I think I should have started this series from the beginning ...



Blurb:
Criminal defence lawyer Helena Flemming has fallen out of love with John Eisenmenger.

Devastated, Eisemenger finds solace and distraction by reluctantly return to his life a a forensic pathologist.

His first case reunited him with DI Beverley Wharton; a woman who is notoriously cunning and who refuses to take no for an answer.  Beverly is jealous of Helena and has history with Eisenmenger, but when she receives some devastating personal news she delves deeper into her cases and realises she needs help ...

A young petty criminal is found stabbed leaving an elderly mother devastated, and the obvious suspect is a man who had threatened to kill him just hours before.

There is pressure on Beverley to close the case, but she is not so keen to follow orders, especially when Eisenmenger discovers that the weapon is a surgical scalpel.

For once she decides to follow her instincts rather than politics at the station.
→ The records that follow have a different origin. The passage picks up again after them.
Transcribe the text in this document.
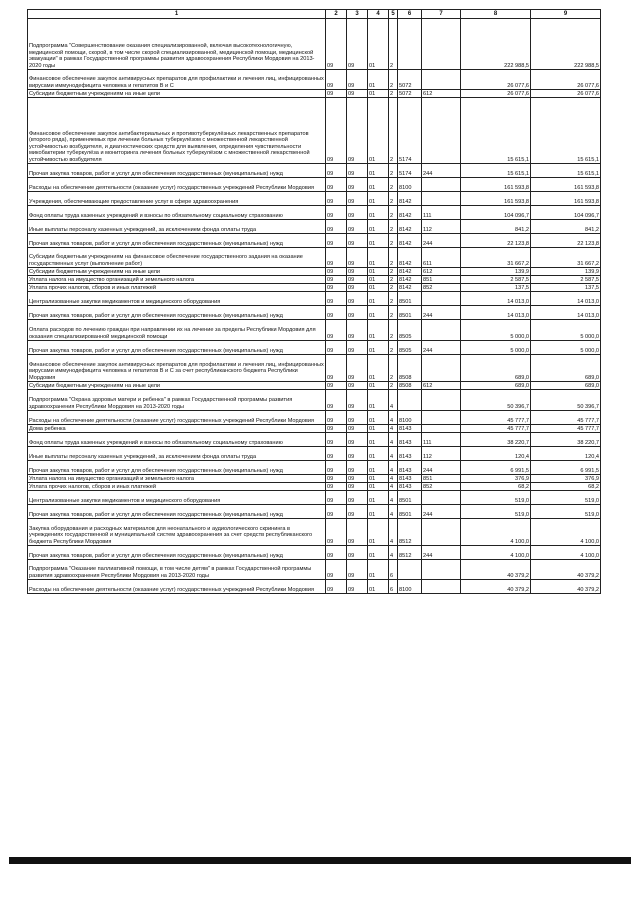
1	2	3	4	5	6	7	8	9
Подпрограмма "Совершенствование оказания специализированной, включая высокотехнологичную, медицинской помощи, скорой, в том числе скорой специализированной, медицинской помощи, медицинской эвакуации" в рамках Государственной программы развития здравоохранения Республики Мордовия на 2013-2020 годы	09	09	01	2			222 988,5	222 988,5
Финансовое обеспечение закупок антивирусных препаратов для профилактики и лечения лиц, инфицированных вирусами иммунодефицита человека и гепатитов В и С	09	09	01	2	5072		26 077,6	26 077,6
Субсидии бюджетным учреждениям на иные цели	09	09	01	2	5072	612	26 077,6	26 077,6
Финансовое обеспечение закупок антибактериальных и противотуберкулёзных лекарственных препаратов (второго ряда), применяемых при лечении больных туберкулёзом с множественной лекарственной устойчивостью возбудителя, и диагностических средств для выявления, определения чувствительности микобактерии туберкулёза и мониторинга лечения больных туберкулёзом с множественной лекарственной устойчивостью возбудителя	09	09	01	2	5174		15 615,1	15 615,1
Прочая закупка товаров, работ и услуг для обеспечения государственных (муниципальных) нужд	09	09	01	2	5174	244	15 615,1	15 615,1
Расходы на обеспечение деятельности (оказание услуг) государственных учреждений Республики Мордовия	09	09	01	2	8100		161 593,8	161 593,8
Учреждения, обеспечивающие предоставление услуг в сфере здравоохранения	09	09	01	2	8142		161 593,8	161 593,8
Фонд оплаты труда казенных учреждений и взносы по обязательному социальному страхованию	09	09	01	2	8142	111	104 096,7	104 096,7
Иные выплаты персоналу казенных учреждений, за исключением фонда оплаты труда	09	09	01	2	8142	112	841,2	841,2
Прочая закупка товаров, работ и услуг для обеспечения государственных (муниципальных) нужд	09	09	01	2	8142	244	22 123,8	22 123,8
Субсидии бюджетным учреждениям на финансовое обеспечение государственного задания на оказание государственных услуг (выполнение работ)	09	09	01	2	8142	611	31 667,2	31 667,2
Субсидии бюджетным учреждениям на иные цели	09	09	01	2	8142	612	139,9	139,9
Уплата налога на имущество организаций и земельного налога	09	09	01	2	8142	851	2 587,5	2 587,5
Уплата прочих налогов, сборов и иных платежей	09	09	01	2	8142	852	137,5	137,5
Централизованные закупки медикаментов и медицинского оборудования	09	09	01	2	8501		14 013,0	14 013,0
Прочая закупка товаров, работ и услуг для обеспечения государственных (муниципальных) нужд	09	09	01	2	8501	244	14 013,0	14 013,0
Оплата расходов по лечению граждан при направлении их на лечение за пределы Республики Мордовия для оказания специализированной медицинской помощи	09	09	01	2	8505		5 000,0	5 000,0
Прочая закупка товаров, работ и услуг для обеспечения государственных (муниципальных) нужд	09	09	01	2	8505	244	5 000,0	5 000,0
Финансовое обеспечение закупок антивирусных препаратов для профилактики и лечения лиц, инфицированных вирусами иммунодефицита человека и гепатитов В и С за счет республиканского бюджета Республики Мордовия	09	09	01	2	8508		689,0	689,0
Субсидии бюджетным учреждениям на иные цели	09	09	01	2	8508	612	689,0	689,0
Подпрограмма "Охрана здоровья матери и ребенка" в рамках Государственной программы развития здравоохранения Республики Мордовия на 2013-2020 годы	09	09	01	4			50 396,7	50 396,7
Расходы на обеспечение деятельности (оказание услуг) государственных учреждений Республики Мордовия	09	09	01	4	8100		45 777,7	45 777,7
Дома ребенка	09	09	01	4	8143		45 777,7	45 777,7
Фонд оплаты труда казенных учреждений и взносы по обязательному социальному страхованию	09	09	01	4	8143	111	38 220,7	38 220,7
Иные выплаты персоналу казенных учреждений, за исключением фонда оплаты труда	09	09	01	4	8143	112	120,4	120,4
Прочая закупка товаров, работ и услуг для обеспечения государственных (муниципальных) нужд	09	09	01	4	8143	244	6 991,5	6 991,5
Уплата налога на имущество организаций и земельного налога	09	09	01	4	8143	851	376,9	376,9
Уплата прочих налогов, сборов и иных платежей	09	09	01	4	8143	852	68,2	68,2
Централизованные закупки медикаментов и медицинского оборудования	09	09	01	4	8501		519,0	519,0
Прочая закупка товаров, работ и услуг для обеспечения государственных (муниципальных) нужд	09	09	01	4	8501	244	519,0	519,0
Закупка оборудования и расходных материалов для неонатального и аудиологического скрининга в учреждениях государственной и муниципальной систем здравоохранения за счет средств республиканского бюджета Республики Мордовия	09	09	01	4	8512		4 100,0	4 100,0
Прочая закупка товаров, работ и услуг для обеспечения государственных (муниципальных) нужд	09	09	01	4	8512	244	4 100,0	4 100,0
Подпрограмма "Оказание паллиативной помощи, в том числе детям" в рамках Государственной программы развития здравоохранения Республики Мордовия на 2013-2020 годы	09	09	01	6			40 379,2	40 379,2
Расходы на обеспечение деятельности (оказание услуг) государственных учреждений Республики Мордовия	09	09	01	6	8100		40 379,2	40 379,2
There is enough circumstantial evidence to charge a local thug with murder but something does't add up and Beverly risks everything to find the truth.

With all this going on, the accidental death of a motorcyclist seems trivial, except that the body seems to have too many organs ...
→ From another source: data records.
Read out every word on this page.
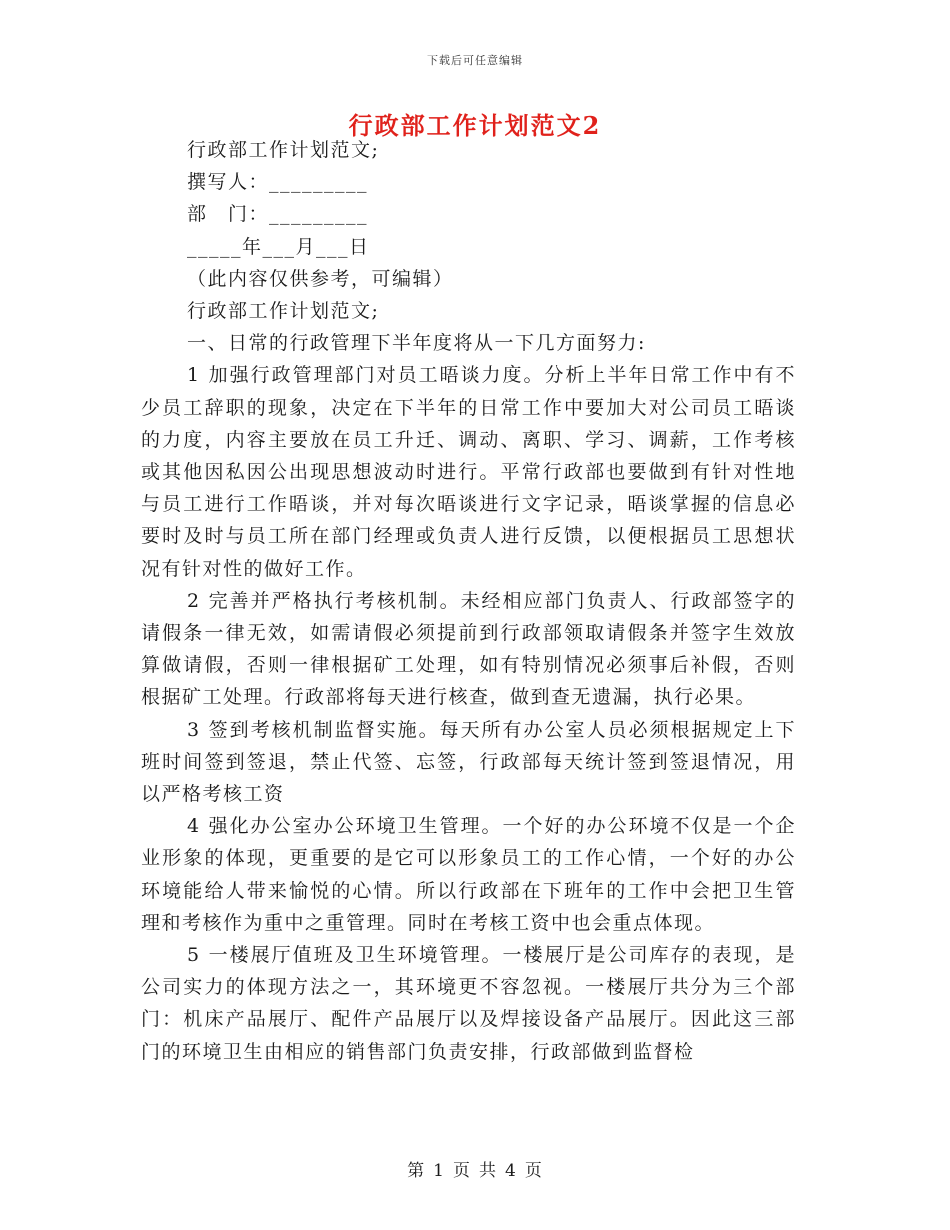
下载后可任意编辑
行政部工作计划范文2
行政部工作计划范文;
撰写人：_________
部　门：_________
_____年___月___日
（此内容仅供参考，可编辑）
行政部工作计划范文;
一、日常的行政管理下半年度将从一下几方面努力:
1 加强行政管理部门对员工晤谈力度。分析上半年日常工作中有不少员工辞职的现象，决定在下半年的日常工作中要加大对公司员工晤谈的力度，内容主要放在员工升迁、调动、离职、学习、调薪，工作考核或其他因私因公出现思想波动时进行。平常行政部也要做到有针对性地与员工进行工作晤谈，并对每次晤谈进行文字记录，晤谈掌握的信息必要时及时与员工所在部门经理或负责人进行反馈，以便根据员工思想状况有针对性的做好工作。
2 完善并严格执行考核机制。未经相应部门负责人、行政部签字的请假条一律无效，如需请假必须提前到行政部领取请假条并签字生效放算做请假，否则一律根据矿工处理，如有特别情况必须事后补假，否则根据矿工处理。行政部将每天进行核查，做到查无遗漏，执行必果。
3 签到考核机制监督实施。每天所有办公室人员必须根据规定上下班时间签到签退，禁止代签、忘签，行政部每天统计签到签退情况，用以严格考核工资
4 强化办公室办公环境卫生管理。一个好的办公环境不仅是一个企业形象的体现，更重要的是它可以形象员工的工作心情，一个好的办公环境能给人带来愉悦的心情。所以行政部在下班年的工作中会把卫生管理和考核作为重中之重管理。同时在考核工资中也会重点体现。
5 一楼展厅值班及卫生环境管理。一楼展厅是公司库存的表现，是公司实力的体现方法之一，其环境更不容忽视。一楼展厅共分为三个部门：机床产品展厅、配件产品展厅以及焊接设备产品展厅。因此这三部门的环境卫生由相应的销售部门负责安排，行政部做到监督检
第 1 页 共 4 页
Eisenmenger is immediately consumed by this disturbing discovery and when he realises Helena is missing, he and Beverly stumble upon an evil enterprise that puts both their lives in grave danger ...


Review:
I do hate it when Netgalley ‘blurbs’ do not indicate that the book is a number in a series, in this case number 7.  So the main characters have a load of history and are well defined.
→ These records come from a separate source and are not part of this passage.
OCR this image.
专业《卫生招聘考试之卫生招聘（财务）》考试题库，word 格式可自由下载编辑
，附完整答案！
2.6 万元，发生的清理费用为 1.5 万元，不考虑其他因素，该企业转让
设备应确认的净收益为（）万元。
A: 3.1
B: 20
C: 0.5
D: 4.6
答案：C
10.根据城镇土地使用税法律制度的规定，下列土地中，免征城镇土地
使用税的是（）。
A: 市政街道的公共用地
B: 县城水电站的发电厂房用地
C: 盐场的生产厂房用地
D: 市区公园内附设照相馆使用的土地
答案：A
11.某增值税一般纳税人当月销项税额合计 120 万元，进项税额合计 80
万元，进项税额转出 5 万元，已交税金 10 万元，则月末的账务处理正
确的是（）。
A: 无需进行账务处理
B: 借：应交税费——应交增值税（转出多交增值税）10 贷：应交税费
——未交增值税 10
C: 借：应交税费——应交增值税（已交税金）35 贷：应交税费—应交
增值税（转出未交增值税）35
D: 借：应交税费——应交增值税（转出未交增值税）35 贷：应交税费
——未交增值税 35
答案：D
I must admit that I was rather confused by the number of characters initially introduced in this novel who appeared to fall by the way side and yet they reappeared in the latter stage of the book.  I was also slightly confused by the use of Christian and surnames and who was siding with whom.

There is obviously a great backstory to these characters which has been dealt with in previous novels yet it is quite easy to join the party in book 7 and not really feel as though one is missing anything.

The plot in intriguing but the better informed reader (and I would not class myself as one of those readers) could work out the plot twist way before the DI.

I personally loved the English setting but disliked the use of some American prose which, for me, did not sit right with the characters and the book as a whole.

I did not like the dynamic between the two main characters or the pull of the higher ups on DI Wharton.

This is the seventh book in the series (and the first one I have read).  It does nothing to entice the reader to go back to the beginning or even to read further into the series; and this reader does love murder/mystery/thriller novels.

Thank you Netgalley for providing me with a copy of this novel in exchange for an honest review. Which, in this case, was just 2 stars.